This result shows the impacts of the Ni doping on the oxygen in titanium oxide—the outer electron density of it decreases, its shielding effect decreases, and the inner electron binding energy increases. Overall, the chemical state of oxygen changes accordingly [45]. According to the Curve (2) in Figure 9c, the O1s peak in the figure contains two low-energy peaks [45]. The peak at Eb = 529.58 eV belongs to lattice oxygen in Ti–O, while that at 531.48 eV is due to oxygen adsorption including surface hydroxyls and adsorbed water, most of which is due to surface hydroxyls [46]. Figure 9d shows the XPS spectra of the Li1s orbital component.
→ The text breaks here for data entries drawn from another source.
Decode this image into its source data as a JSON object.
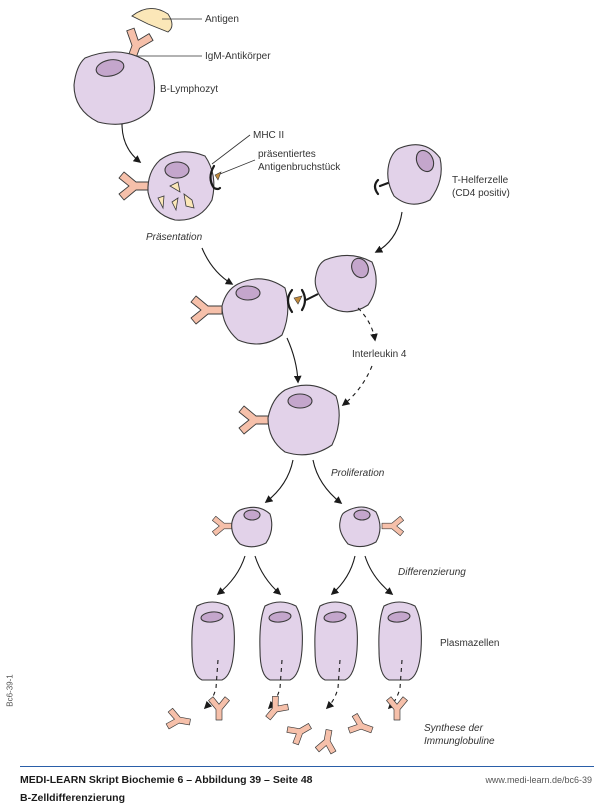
{
  "labels": {
    "antigen": "Antigen",
    "igm": "IgM-Antikörper",
    "b_lymphocyte": "B-Lymphozyt",
    "mhc2": "MHC II",
    "presented_fragment_1": "präsentiertes",
    "presented_fragment_2": "Antigenbruchstück",
    "t_helper_1": "T-Helferzelle",
    "t_helper_2": "(CD4 positiv)",
    "presentation": "Präsentation",
    "interleukin": "Interleukin 4",
    "proliferation": "Proliferation",
    "differentiation": "Differenzierung",
    "plasma_cells": "Plasmazellen",
    "synthesis_1": "Synthese der",
    "synthesis_2": "Immunglobuline"
  },
  "colors": {
    "cell_fill": "#e2d2e9",
    "nucleus_fill": "#c4a6cc",
    "antibody_fill": "#f6c0aa",
    "antigen_fill": "#fbe7b8",
    "peptide_fill": "#c08a3e",
    "footer_rule": "#2a5ea8"
  },
  "footer": {
    "title": "MEDI-LEARN Skript Biochemie 6 – Abbildung 39 – Seite 48",
    "url": "www.medi-learn.de/bc6-39",
    "subtitle": "B-Zelldifferenzierung"
  },
  "side_code": "Bc6-39-1"
}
The spectra show that, after doping with 1% Ni, the Li1s peak has an obvious chemical shift, the binding energy increases from 54.28 to 54.78 eV, moving 0.50 eV toward a higher binding energy. This shows that, after Ni-doping, the cell volume increases, and the diffusion of lithium ions are promoted because the radius of the nickel ion is larger than that of the titanium ion. Therefore, the outer electron density of lithium in lithium titanate decreases and the chemical state of lithium changes, which also is consistent with the previous TEM analysis.
Table 5 quantitatively shows the relative atomic concentrations of C 1s, O 1s, Li 1s, Ti 2p and Ni 2p in Li2TiO3 and 1% Ni–Li2TiO3 calcined at 750 °C. Viewing Table 5, the relative ratio of the atomic concentration of Li to Ti in Li2TiO3 is about 2:1, which is in accordance with the theoretical stoichiometric ratio, however, that in the sample 1% Ni-Li2TiO3 is greater than 2:1, indicating that the Ti content is reduced. Ni atoms account for 1.21 at %, however, which indicates that, after doping, Ni enters the crystal structure of Li2TiO3 and replaces part of Ti, which is consistent with the results of XRD and TEM analysis.
The relative atomic concentrations of C 1s and O 1s changes before and after Ni doping. The reason for the change of C is there is a certain C content range due to the residual orbital composition in the pretreatment process before the test of the sample. The decrease of the relative atomic concentration of O is because the positive charge in the crystal is reduced after the replacement of Ti by Ni. To balance the positive charge, oxygen vacancy is produced and, thus, the relative atomic concentration of O is decreased after Ni doping.

4. Conclusions

Accompanying an increasing amount of Ni doping, the stability of the viscosity of the precursor sol first increased then decreased, and the maximum stabilization time of the precursor sol doped with 1% Ni was 87 h. Following doping with 1% Ni, the number of mesopores increased and the specific surface area increased by up to 1.349 m2/g. Along with the increase of calcination temperature, the inhibition of Ni doping on the growth and crystallization of grains decreased. When the calcination temperature was lower than 750 °C, Ni doping caused lattice defects, inhibited crystal plane growth, and reduced the ordering of crystal structure. When the calcination temperature was 750 °C, the grain size was the largest. Increasing the calcination temperature further, the effects of Ni doping on the growth and crystallization degree of crystal gradually were reduced.

Author Contributions

Performed the experiments, data collection and analysis, L.-Y.Z.; wrote the original draft, Y.S.; reviewed and edited the paper, L.-L.Z.; language editing, P.Z.; drawed the figures with software, W.-Y.X.; study design, Y.-H.Y.

Funding

This work was financially supported by Sichuan Science and Technology Program (Grant No. 2019YJ0383) and The Undergraduate Innovative Project of Neijiang Normal University (X2018075 and X2018025).

Conflicts of Interest

The authors declare no conflict of interest.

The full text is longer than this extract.